Dr Richard Levy’s profile says that he is a glacial stratigrapher and paleoclimatologist with expertise in microfossil analysis. His research primarily focuses on the evolution of Earth’s climate system over the past 40 million years in the mid to high southern latitudes.
Essentially there isn’t much about climate change that Dr Richard doesn’t know about. He is currently the Programme Leader – NZ SeaRise Programme at GNS.
With the politicians around the world heading to COP26 to save us all from climate change oblivion, it’s worth taking the time to look at where we are at.
About 30 million years ago, the sea level was about 20 metres higher but over (a very long) time the poles grew larger, sucked up all the water in ice glaciers and the sea levels dropped to current levels. In between we’ve had a few interglacial changes but by measuring the carbon dioxide levels trapped in air bubbles in Antarctic ice cores, they have mostly stayed between 180-280 parts per million.
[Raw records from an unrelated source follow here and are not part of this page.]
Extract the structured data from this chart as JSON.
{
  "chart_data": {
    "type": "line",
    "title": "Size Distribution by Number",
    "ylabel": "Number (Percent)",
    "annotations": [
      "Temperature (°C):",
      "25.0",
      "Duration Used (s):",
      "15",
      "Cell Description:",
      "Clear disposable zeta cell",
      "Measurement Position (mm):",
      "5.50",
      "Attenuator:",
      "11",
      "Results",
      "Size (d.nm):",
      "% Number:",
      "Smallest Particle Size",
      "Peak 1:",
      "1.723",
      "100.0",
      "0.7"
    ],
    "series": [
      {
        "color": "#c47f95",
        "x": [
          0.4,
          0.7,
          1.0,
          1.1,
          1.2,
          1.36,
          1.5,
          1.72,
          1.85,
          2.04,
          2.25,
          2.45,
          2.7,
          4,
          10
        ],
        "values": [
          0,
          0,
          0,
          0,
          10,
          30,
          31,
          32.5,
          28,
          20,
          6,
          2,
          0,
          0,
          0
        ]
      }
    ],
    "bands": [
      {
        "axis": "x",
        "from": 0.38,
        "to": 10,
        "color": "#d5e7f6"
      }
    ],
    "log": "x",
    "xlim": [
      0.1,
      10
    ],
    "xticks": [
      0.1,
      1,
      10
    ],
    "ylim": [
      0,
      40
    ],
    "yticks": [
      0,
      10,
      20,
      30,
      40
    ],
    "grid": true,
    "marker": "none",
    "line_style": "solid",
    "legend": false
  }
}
The problem we have now is that the levels have shot up since the start of the industrial revolution and even faster over the last 50 years. Modelling on current figures predicts significantly faster rises still.
This increase in carbon dioxide is causing temperature rises which will cause more significant events more often (floods, droughts, storms etc) along with sea level rise. Some of this can be seen globally but we have also had a number of events around Wellington – storms pushing waves over the road to Eastbourne and storms ravaging the south coast. These events are happening more frequently and causing more damage. There are possibly some other factors coming into play with the seismic movement and tectonic plates driving some of the land down and there could be some effects from the worlds orbital tilt pushing poles closer to the sun which makes the poles melt faster rising sea levels. But the main factor driving the RATE of change appears to be our insatiable drive for energy and burning fossil fuels.
Let’s hope the politicians can save us and the worldly governments can agree to create policy which enables us all to reduce our energy levels to keep the temperature rise below 2 degrees over the next 10-50 years.